*'Portals' made for The Whitney Museum of American Art Store. Forest Bess. Symbolism. Renzo Piano- Architect.
What an amazing project to work on. 29 Portals made for The Whitney Museum of American Art store.
I love how ideas, inspirations, meld & reveal themselves. This is how it came to be:
1 - A walk through the Whitney Museum with Lauri, head of product development, during which I discovered a painting by Forest Bess that I loved
2 - The experience of being in the new museum building & then learning about architect Renzo Piano's inspiration
3 - Lauri saying to me how she liked the idea that people took a little piece of their experience of the museum home with them
4 - The recent XL portals I had just made for the Landscape installation at Lawson-Fenning in Los Angeles and the idea of a portal being a window to another time, place or experience
Forrest Bess created a visual vocabulary of primordial images loaded with symbolic meaning in his paintings. His work feels deep and meaningful to me.
In my ceramic work I have drawn to images of sky, nature and energy that have been reducing to simplified geometric symbols, shapes and lines.
For these portals I attempt to combine them to symbolize the experience of art, city, sky, & building while at The Whitney. And bring them all together in a small 'portal' that a museum visitor could take home with them.

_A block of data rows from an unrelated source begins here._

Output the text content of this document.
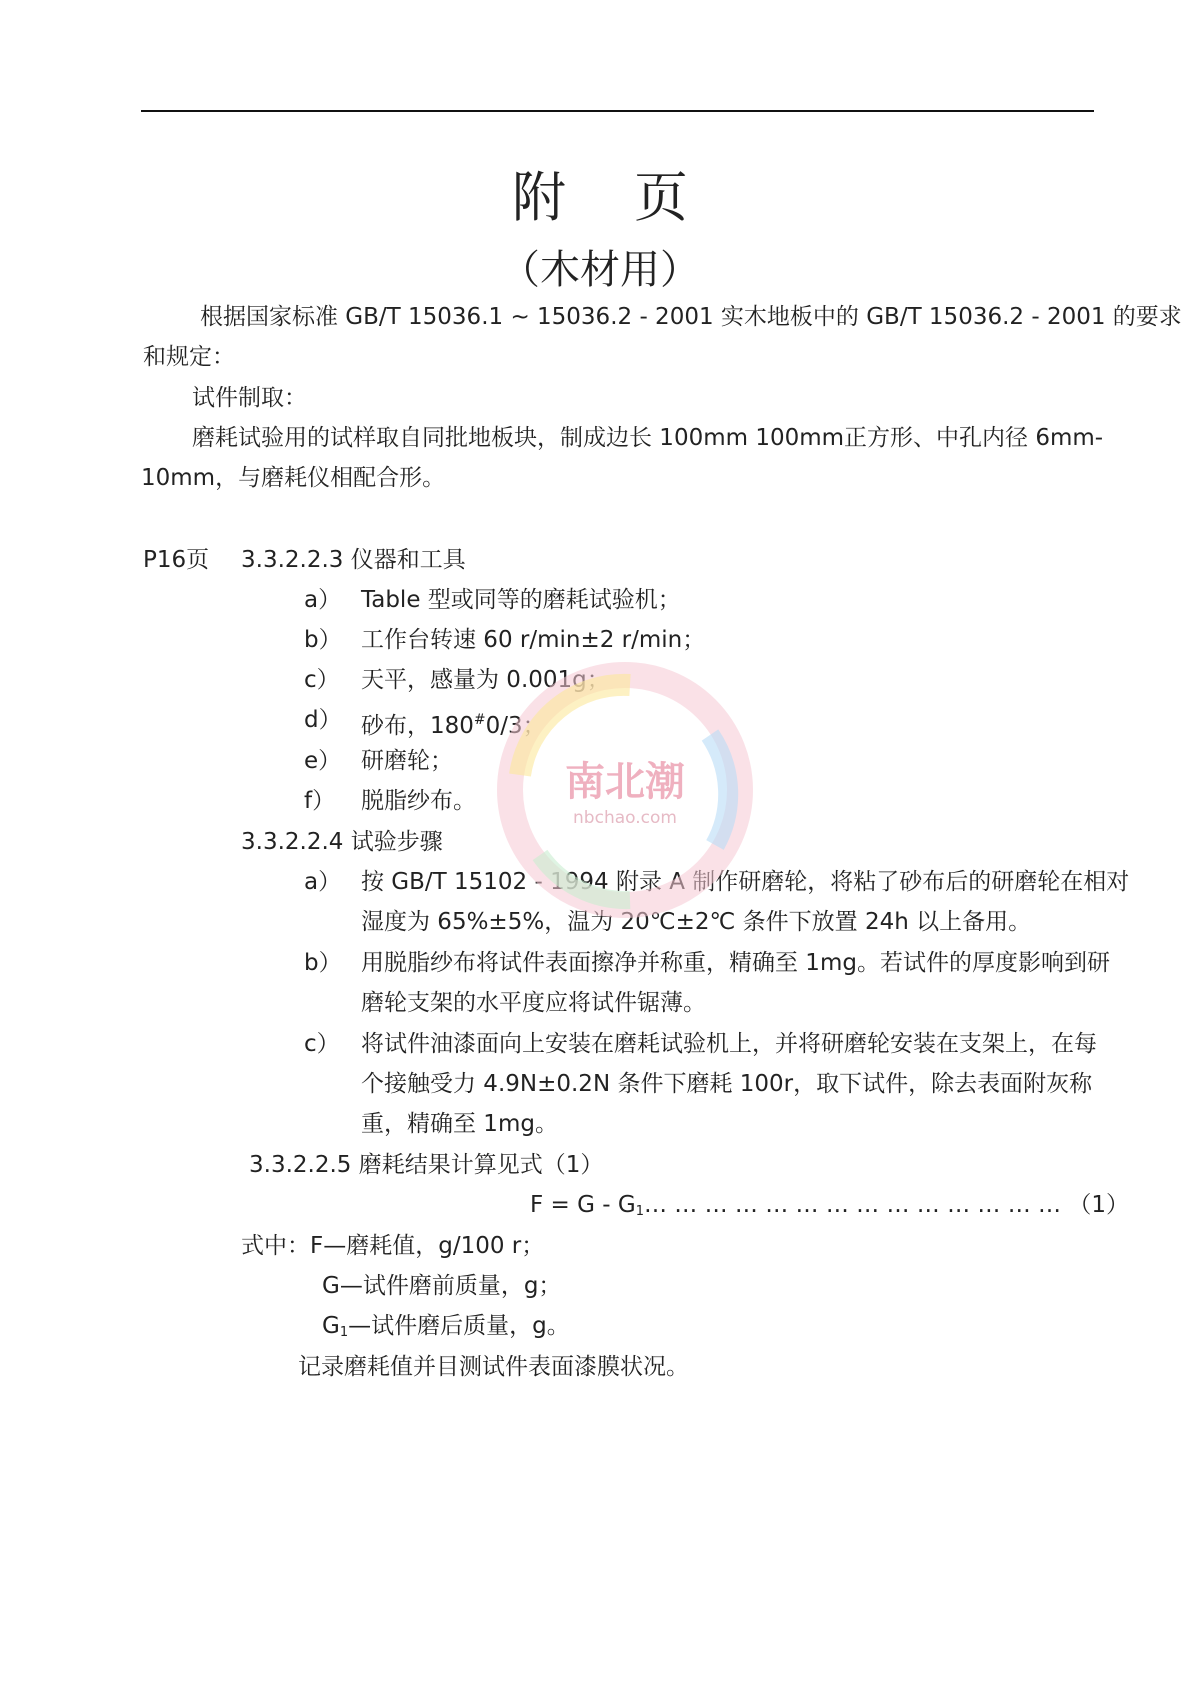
附页
（木材用）
根据国家标准 GB/T 15036.1 ~ 15036.2 - 2001 实木地板中的 GB/T 15036.2 - 2001 的要求
和规定：
试件制取：
磨耗试验用的试样取自同批地板块，制成边长 100mm 100mm正方形、中孔内径 6mm-
10mm，与磨耗仪相配合形。
P16页 3.3.2.2.3 仪器和工具
a） Table 型或同等的磨耗试验机；
b） 工作台转速 60 r/min±2 r/min；
c） 天平，感量为 0.001g；
d） 砂布，180#0/3；
e） 研磨轮；
f） 脱脂纱布。
3.3.2.2.4 试验步骤
a） 按 GB/T 15102 - 1994 附录 A 制作研磨轮，将粘了砂布后的研磨轮在相对
湿度为 65%±5%，温为 20℃±2℃ 条件下放置 24h 以上备用。
b） 用脱脂纱布将试件表面擦净并称重，精确至 1mg。若试件的厚度影响到研
磨轮支架的水平度应将试件锯薄。
c） 将试件油漆面向上安装在磨耗试验机上，并将研磨轮安装在支架上，在每
个接触受力 4.9N±0.2N 条件下磨耗 100r，取下试件，除去表面附灰称
重，精确至 1mg。
3.3.2.2.5 磨耗结果计算见式（1）
$F = G - G_1\dots$ … … … … … … … … … … … … … （1）
式中：F—磨耗值，g/100 r；
G—试件磨前质量，g；
$G_1—$试件磨后质量，g。
记录磨耗值并目测试件表面漆膜状况。
南北潮
nbchao.com
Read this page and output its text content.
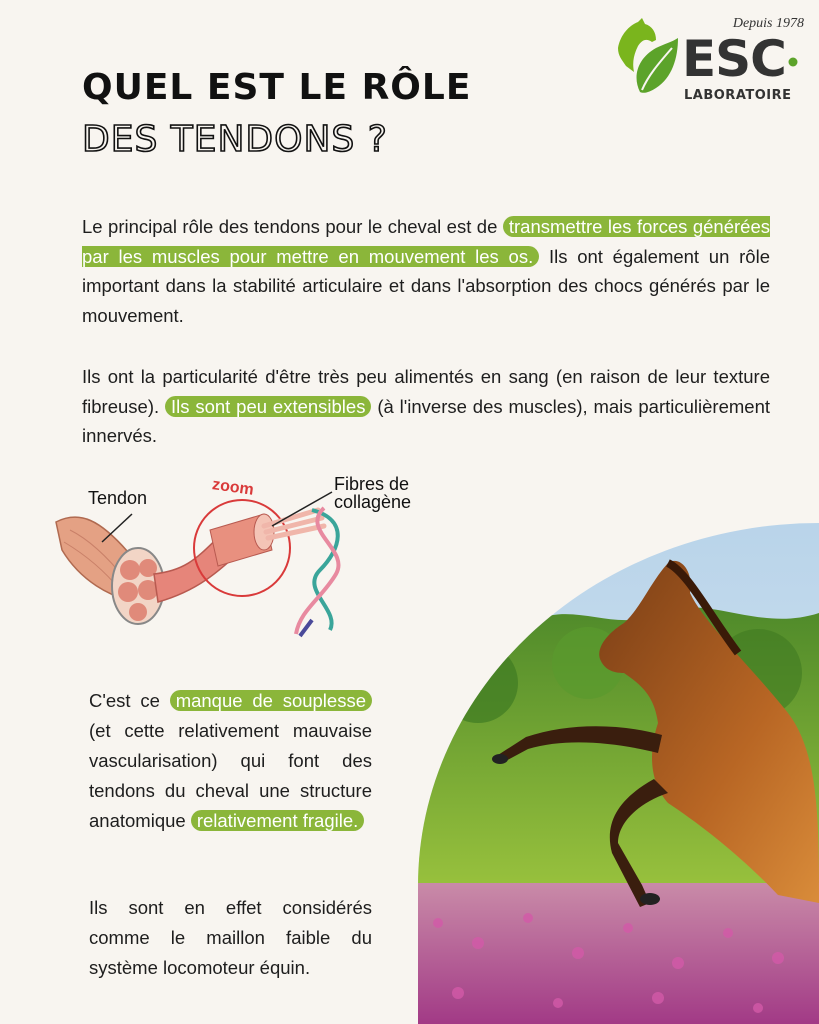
Depuis 1978
ESC
LABORATOIRE
QUEL EST LE RÔLE
DES TENDONS ?
Le principal rôle des tendons pour le cheval est de transmettre les forces générées par les muscles pour mettre en mouvement les os. Ils ont également un rôle important dans la stabilité articulaire et dans l'absorption des chocs générés par le mouvement.
Ils ont la particularité d'être très peu alimentés en sang (en raison de leur texture fibreuse). Ils sont peu extensibles (à l'inverse des muscles), mais particulièrement innervés.
Tendon	zoom	Fibres de
collagène
C'est ce manque de souplesse (et cette relativement mauvaise vascularisation) qui font des tendons du cheval une structure anatomique relativement fragile.
Ils sont en effet considérés comme le maillon faible du système locomoteur équin.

In this video architect Renzo Piano talks about 'Largo' -an open space. He also speaks of the building in relation to the water, the city and the people who are there to get lost in the art, but rooted in the reality of their surroundings.

PRESS RELEASE- MQuan Studio
May 12, 2017
Ceramicist Michele Quan of MQuan Studio has introduced a new collection of wall ornaments/plaques, created exclusively for The Whitney Museum Store in New York City’s meatpacking district. Quan refers to the stoneware plaques, which are hand crafted/built and hand-painted in her Brooklyn studio, as “portals,” as they are meant to be a physical remembrance of one’s experience of the museum, whether an interaction with a work on display, with the Renzo Piano-designed building, or with the city surrounding it.
No two pieces are alike in shape or motifs, but all were in some part inspired by Quan’s own experience at The Whitney. She was especially taken by Untitled (The Crown), a small-scale painting by the late Texas artist Forrest Bess, as well as the architecture of the museum, and the ability to walk outside and experience art on multiple terraces while simultaneously feeling immersed in the surrounding neighborhood.
“Forest Bess created a visual vocabulary of primordial images, loaded with symbolic meaning in his paintings and for these portals I drew from my own growing vocabulary of symbolic images that I use in my work,” explained Quan. Some of these images found their way onto the plaques, and are used to symbolize the water of the Hudson River, the sky, and even one’s own experience, both inside and outside.
There are 29 pieces in the collection, in sizes from extra small ($99) to large ($220). Each plaque is signed by the artist, hung from a hemp rope and sold with a hand-wrought iron nail.